Greta y yo suplicamos a mamá que nos deje montarnos en el tiovivo del parque, rogamos, la engatusamos e insistimos hasta que cede, aunque no nos lo podemos permitir, según dice. Me monto en un caballito negro, Greta va en uno blanco delante de mí, aprieto con los muslos el enorme cuerpo duro del caballo y mis manos aferran el pomo, el caballo no está vivo y yo sí pero él me hace moverme, arriba y abajo lentamente, una vuelta tras otra mientras la plataforma gira, fuera está oscuro, el tiovivo está iluminado, la música estridente me colma, nos movemos sin el menor esfuerzo y noto que empiezo a fundirme con las notas agudas y las luces parpadeantes y quisiera no parar nunca.

•••

La música es movimiento invisible.

El abuelo me está enseñando a cantar haciendo armonía para que los villancicos sean más hermosos este año, dice que tengo la mejor voz de la familia y creo que me aprecia más que a Greta por eso. Me ha enseñado tanto y tiene la cabeza llena de conocimientos porque fue a la universidad cuando era joven, igual que papá. Cuando era pequeña me enseñó la diferencia entre izquierda y derecha. Se agachó frente a mí y dijo: «Mira, Kristina, ésta es tu mano izquierda y ésta tu derecha, y ésta es mi mano izquierda y ésta mi derecha», y yo le dije: «¿Así que es distinto para los chicos y las chicas?», y él se echó a reír a carcajadas. Luego empezó a explicármelo de nuevo, acuclillado junto a mí en vez de frente a mí.
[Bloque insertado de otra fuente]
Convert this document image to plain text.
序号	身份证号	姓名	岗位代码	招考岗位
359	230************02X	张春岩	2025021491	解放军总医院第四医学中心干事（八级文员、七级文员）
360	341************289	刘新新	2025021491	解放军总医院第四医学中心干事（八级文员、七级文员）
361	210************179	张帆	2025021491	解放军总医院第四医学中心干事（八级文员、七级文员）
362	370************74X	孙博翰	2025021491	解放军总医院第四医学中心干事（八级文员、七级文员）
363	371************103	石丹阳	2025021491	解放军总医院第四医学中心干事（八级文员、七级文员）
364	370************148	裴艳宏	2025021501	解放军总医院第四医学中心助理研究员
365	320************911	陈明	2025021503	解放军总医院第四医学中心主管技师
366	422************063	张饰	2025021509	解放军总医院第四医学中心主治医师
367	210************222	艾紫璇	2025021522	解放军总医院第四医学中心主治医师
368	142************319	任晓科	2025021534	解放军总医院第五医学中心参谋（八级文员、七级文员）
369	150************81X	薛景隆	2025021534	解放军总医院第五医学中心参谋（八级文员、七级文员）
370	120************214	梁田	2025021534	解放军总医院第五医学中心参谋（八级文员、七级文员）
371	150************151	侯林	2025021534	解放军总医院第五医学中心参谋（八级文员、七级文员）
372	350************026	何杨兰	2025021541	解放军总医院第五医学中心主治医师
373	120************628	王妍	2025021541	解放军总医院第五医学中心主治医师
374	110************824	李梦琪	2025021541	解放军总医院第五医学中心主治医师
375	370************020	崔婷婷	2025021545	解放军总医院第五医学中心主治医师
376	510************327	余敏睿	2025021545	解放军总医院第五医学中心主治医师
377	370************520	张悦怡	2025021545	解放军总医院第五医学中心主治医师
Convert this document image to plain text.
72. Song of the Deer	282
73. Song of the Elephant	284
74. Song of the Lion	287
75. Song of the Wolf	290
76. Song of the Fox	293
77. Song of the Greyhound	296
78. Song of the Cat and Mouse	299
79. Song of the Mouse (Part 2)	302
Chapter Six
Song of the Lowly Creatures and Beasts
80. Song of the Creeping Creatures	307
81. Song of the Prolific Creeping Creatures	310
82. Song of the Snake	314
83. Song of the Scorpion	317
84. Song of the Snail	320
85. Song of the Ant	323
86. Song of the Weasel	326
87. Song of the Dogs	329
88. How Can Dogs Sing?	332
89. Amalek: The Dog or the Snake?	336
Cuando me miro en el espejo y me toco el ojo izquierdo la Kristina del espejo se toca el ojo derecho pero sigue siendo yo.

El abuelo y yo dormimos la siesta juntos todas las tardes pero yo no duermo, me quedo tumbada en la habitación en penumbra contemplando los haces de sol que entran por los agujeritos de las ventanas e intentando establecer pautas. Cuando el abuelo empieza a roncar le empujo suavemente el hombro y digo «Kurt», y se calla, es extraño llamar a mi abuelo por su nombre de pila pero la abuela dice que es lo único que funciona y tiene razón, si digo «abuelo» sigue roncando con la boca abierta y los pelos en la nariz.